Nurse Ratched’s response to McMurphy’s success is to try and turn the men on the ward against him by demonstrating how much money he has taken from them since his arrival. As the Chief’s confidence grows and, with McMurphy’s help, he begins to recognize his own physical size and strength, and the bet regarding the cement console in the tub room is revived. McMurphy makes a bet that it is possible for a man to lift the console, and Bromden lifts it. McMurphy attempts to compensate the Chief with a piece of the winnings, but Bromden becomes upset, saying of McMurphy’s activities on the ward, “we thought it wasn’t to be winning things!”

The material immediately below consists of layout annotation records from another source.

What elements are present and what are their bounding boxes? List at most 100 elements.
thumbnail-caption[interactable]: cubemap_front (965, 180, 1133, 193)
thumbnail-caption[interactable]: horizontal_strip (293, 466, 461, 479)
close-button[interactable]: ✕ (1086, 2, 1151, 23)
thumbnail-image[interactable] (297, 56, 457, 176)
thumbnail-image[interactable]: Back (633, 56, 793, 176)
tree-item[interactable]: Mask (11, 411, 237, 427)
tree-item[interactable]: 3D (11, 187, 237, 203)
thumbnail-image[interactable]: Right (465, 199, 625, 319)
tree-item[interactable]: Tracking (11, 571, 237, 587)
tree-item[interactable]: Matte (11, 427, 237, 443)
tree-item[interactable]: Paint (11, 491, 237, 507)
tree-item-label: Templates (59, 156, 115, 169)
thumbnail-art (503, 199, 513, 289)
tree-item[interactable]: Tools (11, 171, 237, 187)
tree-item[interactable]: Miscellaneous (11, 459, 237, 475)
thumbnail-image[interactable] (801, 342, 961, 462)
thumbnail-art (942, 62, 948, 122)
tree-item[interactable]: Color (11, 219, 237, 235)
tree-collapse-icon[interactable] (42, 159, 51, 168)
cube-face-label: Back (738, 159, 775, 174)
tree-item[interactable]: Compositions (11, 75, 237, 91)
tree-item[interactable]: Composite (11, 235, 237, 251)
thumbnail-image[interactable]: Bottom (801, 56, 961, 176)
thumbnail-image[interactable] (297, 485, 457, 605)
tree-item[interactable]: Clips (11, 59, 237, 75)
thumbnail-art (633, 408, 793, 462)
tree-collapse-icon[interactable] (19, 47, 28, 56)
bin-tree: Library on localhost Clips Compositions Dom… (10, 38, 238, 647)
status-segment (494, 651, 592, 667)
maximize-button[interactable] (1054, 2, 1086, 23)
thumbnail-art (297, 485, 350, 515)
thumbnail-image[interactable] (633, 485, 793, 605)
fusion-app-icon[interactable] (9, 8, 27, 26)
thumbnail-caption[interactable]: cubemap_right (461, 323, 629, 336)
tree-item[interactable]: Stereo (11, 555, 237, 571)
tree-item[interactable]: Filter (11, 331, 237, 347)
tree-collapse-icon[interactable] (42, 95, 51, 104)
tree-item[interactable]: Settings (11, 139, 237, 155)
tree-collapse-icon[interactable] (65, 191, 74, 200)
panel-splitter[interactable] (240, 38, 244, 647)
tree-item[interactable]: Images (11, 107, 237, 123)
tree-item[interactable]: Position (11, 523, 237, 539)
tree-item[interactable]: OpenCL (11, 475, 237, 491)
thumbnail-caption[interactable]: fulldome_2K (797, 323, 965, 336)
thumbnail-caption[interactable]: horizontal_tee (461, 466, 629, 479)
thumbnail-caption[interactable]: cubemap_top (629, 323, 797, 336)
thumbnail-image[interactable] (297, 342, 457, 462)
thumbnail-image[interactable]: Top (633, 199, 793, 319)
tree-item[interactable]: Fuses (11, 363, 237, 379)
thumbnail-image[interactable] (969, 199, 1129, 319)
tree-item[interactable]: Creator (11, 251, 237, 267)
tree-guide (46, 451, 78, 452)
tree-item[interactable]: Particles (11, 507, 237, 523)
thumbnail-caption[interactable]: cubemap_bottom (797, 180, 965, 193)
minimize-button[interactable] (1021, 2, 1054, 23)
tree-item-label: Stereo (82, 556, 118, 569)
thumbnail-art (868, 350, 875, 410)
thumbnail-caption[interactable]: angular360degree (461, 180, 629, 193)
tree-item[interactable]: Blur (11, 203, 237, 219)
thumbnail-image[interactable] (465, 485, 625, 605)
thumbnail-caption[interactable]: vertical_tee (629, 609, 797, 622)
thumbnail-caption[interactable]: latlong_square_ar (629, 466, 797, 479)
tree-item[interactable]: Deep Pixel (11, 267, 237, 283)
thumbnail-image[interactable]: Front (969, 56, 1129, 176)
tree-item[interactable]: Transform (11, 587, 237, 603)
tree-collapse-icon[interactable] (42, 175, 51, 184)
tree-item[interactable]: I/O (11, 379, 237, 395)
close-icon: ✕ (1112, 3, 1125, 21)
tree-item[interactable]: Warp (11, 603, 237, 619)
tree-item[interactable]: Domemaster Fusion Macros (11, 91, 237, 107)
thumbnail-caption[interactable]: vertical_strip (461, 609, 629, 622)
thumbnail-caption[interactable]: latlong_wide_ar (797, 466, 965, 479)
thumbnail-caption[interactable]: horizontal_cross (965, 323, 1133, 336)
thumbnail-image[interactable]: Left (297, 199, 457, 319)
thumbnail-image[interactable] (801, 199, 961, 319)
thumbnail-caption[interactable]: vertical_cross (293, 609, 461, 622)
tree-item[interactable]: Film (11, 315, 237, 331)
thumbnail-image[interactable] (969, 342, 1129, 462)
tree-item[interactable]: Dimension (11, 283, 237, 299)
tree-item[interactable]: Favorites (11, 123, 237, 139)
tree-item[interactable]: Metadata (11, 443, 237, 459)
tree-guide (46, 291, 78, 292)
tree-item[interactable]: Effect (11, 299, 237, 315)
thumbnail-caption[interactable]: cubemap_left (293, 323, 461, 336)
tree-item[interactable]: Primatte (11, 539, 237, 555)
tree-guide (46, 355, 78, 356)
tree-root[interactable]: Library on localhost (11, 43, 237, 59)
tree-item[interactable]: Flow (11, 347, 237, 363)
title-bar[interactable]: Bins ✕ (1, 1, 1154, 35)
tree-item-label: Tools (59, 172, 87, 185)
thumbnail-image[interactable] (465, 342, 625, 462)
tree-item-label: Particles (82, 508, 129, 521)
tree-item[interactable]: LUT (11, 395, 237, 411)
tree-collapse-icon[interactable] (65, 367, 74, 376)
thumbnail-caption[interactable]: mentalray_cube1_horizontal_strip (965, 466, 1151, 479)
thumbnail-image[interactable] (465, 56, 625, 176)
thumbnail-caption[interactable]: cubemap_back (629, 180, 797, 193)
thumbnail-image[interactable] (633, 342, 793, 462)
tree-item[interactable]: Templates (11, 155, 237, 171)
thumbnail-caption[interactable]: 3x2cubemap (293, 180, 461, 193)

When Big Nurse orders that the men be cleaned with a special liquid because of vermin they may have encountered on their fishing trip, a fight breaks out. Sorensen is compulsively clean and cannot bear the thought of having the strong smelling disinfectant on (or in) his body. The attendants persist and McMurphy picks a fight with one of them. When the other attendants join in, Bromden enters the fray and settles it decisively in favor of the ward. They thus provide Nurse Ratched with the excuse she needs, and she sends both of the men to the “Disturbed” ward, where they face electroshock therapy. McMurphy refuses to concede victory to Ratched by admitting his fault and undergoes several shock treatments.

Eventually, the day for Billy and Candy’s late-night date arrives. The ward prepares by bribing Turkle, the night orderly, and Candy arrives with her friend Sandy in tow. A great party ensues, and although McMurphy’s plan is to escape with the girls before morning, the entire ward drunkenly falls asleep until discovered the next morning. Billy Bibbit and Candy are found naked together in the Seclusion Room, and Nurse Ratched taunts Billy with the prospect of revealing his activities to his mother. Unable to bear this possibility, Billy kills himself while waiting in Doctor Spivey’s office. McMurphy, enraged but calm, smashes into the Nurses’ Station and attempts to strangle Ratched. The Nurse is badly shaken in the days that follow, and orders McMurphy’s lobotomy. He is wheeled, comatose, to the ward for all to see. Late that night, Bromden suffocates McMurphy, then heaves the cement console through the window and escapes.